Characters associated with Maximiliano "Maxi" Rubín
- Olmedo – School friend of Maxi
- Feliciana – Olmedo's lover and acquaintance of Fortunata
- Juan Pablo Rubín – Oldest of the Rubín brothers, initially a carlist
- Refugio – Juan Pablo Rubín's lover
- Doña Lupe – Aunt of Maxi, a usurer and liberal
- Nicolás Rubín – Middle Rubín brother, a priest
- Segismundo Ballester – Manager of the pharmacy where Maxi works; falls in love with Fortunata
- Torquemada – Userer and friend of Doña Lupe
- Papitos – young girl whom Doña Lupe has taken in as her maid

Characters associated with Jacinta
- Manuel Moreno Isla – Nephew of Guillermina Pacheco and family friend of the Santa Cruz, secretly in love with Jacinta
- Isabel Cordero – Mother of Jacinta
- Gumersindo Arnáiz – Father of Jacinta and brother of Barbarita Arnáiz
- Guillermina Pacheco – Old friend of the Santa Cruz. Runs an orphanage and does charitable works in the lower -class neighborhoods.

Characters associated with Juanito Santa Cruz
- Don Baldomero Santa Cruz – Father of Juanito Santa Cruz. Successful retired merchant
- Doña Barbarita Arnáiz – Extremely dotting mother of Juanito Santa Cruz
- Plácido Estupiñá – Elderly friend and employee of the Santa Cruz family
- Jacinto Villalonga – Old University pal of Juanito and often his partner in crime.

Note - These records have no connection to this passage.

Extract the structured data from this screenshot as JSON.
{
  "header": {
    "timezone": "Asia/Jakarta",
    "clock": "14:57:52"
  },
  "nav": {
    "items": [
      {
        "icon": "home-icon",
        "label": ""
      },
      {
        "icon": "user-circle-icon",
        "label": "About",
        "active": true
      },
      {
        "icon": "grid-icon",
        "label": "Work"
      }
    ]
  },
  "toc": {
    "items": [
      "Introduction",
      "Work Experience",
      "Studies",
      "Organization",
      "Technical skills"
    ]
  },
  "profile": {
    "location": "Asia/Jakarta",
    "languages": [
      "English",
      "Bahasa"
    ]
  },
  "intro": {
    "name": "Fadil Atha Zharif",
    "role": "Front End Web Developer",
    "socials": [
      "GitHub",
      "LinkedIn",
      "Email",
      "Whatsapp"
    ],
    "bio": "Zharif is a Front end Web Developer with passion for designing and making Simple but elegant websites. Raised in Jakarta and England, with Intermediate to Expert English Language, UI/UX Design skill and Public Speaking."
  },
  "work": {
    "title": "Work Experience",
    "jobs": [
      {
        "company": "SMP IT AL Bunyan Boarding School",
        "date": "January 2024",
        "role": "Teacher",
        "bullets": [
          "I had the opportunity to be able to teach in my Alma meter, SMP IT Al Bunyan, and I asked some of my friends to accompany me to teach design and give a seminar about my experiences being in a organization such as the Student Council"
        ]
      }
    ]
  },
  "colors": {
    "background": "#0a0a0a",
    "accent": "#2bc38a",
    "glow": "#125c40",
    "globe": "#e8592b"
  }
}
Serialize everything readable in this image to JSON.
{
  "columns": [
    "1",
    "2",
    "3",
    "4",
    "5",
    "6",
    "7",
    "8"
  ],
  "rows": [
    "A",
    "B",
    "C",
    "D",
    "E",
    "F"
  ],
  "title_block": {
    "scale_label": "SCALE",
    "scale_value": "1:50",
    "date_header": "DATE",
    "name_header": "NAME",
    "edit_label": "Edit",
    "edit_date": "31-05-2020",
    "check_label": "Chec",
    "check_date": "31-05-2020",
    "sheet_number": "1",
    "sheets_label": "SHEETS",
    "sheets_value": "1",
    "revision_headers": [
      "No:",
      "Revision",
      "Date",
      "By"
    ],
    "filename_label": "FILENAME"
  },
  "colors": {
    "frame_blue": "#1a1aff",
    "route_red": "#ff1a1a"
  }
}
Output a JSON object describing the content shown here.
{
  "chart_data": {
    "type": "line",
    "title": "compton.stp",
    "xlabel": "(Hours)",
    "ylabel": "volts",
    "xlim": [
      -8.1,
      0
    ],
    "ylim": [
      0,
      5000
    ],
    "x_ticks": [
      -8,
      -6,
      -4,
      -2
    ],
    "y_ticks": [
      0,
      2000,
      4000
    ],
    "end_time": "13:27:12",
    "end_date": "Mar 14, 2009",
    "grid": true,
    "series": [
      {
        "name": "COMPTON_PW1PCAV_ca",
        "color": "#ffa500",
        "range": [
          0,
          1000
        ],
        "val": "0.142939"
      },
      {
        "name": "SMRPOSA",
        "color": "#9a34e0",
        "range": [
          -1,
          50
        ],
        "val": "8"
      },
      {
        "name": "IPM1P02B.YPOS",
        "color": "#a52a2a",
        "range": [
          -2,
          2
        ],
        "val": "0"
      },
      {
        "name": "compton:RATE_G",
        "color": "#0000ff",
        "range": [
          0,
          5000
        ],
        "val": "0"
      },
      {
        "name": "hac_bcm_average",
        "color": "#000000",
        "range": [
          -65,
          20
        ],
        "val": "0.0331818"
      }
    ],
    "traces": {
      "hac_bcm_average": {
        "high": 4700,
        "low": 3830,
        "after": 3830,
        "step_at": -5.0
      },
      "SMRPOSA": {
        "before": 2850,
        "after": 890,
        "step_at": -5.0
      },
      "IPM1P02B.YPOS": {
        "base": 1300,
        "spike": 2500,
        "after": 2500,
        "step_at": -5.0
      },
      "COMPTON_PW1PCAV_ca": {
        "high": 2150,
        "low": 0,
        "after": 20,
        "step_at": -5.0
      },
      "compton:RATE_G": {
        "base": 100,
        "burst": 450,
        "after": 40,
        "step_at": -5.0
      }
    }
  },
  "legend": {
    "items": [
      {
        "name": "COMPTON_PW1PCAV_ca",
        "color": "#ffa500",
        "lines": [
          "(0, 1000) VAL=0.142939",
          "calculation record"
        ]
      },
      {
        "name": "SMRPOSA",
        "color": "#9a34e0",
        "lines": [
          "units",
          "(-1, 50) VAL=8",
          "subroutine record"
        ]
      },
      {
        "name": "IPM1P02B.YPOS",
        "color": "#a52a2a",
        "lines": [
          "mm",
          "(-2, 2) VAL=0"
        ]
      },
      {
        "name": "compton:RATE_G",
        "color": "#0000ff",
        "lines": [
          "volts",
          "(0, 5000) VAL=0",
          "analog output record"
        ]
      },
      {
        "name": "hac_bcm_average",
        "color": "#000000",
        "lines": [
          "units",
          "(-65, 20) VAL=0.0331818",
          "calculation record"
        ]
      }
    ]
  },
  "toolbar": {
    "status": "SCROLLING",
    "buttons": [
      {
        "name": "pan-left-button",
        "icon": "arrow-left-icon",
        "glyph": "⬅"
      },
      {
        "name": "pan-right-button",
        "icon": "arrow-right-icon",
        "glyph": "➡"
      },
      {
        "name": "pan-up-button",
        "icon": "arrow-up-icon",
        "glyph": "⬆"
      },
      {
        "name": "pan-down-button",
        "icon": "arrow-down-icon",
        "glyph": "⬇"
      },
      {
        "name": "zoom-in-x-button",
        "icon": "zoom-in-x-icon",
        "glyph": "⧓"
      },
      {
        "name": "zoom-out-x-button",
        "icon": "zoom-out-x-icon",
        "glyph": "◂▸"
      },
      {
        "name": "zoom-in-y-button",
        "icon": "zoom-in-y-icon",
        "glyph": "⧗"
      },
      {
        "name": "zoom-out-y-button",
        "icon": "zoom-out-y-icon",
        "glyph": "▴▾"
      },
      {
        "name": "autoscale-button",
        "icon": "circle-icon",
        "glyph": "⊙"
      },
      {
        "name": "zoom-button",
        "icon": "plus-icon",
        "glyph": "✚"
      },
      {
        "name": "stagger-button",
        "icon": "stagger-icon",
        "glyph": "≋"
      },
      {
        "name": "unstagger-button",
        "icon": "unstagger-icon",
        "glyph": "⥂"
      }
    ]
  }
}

Involved in politics.

==Adaptations==
Fortunata y Jacinta has been adapted several times for stage and screen:
- The novel was the basis of the 1970 film of the same name produced by Emiliano Piedra, directed by Angelino Fons and with Emma Penella in the role of Fortunata.
- The book was adapted into a 1980 limited television series of the same name by Televisión Española, directed by Mario Camus, with Ana Belén as Fortunata and Maribel Martín as Jacinta.
- It was also adapted for the stage by Ricardo López Aranda, premiered in 1969 at Teatro Lara, in Madrid, directed by Alberto González Vergel with Nati Mistral as Fortunata and at Teatro Español in 1994, directed by Juan Carlos Pérez de la Fuente.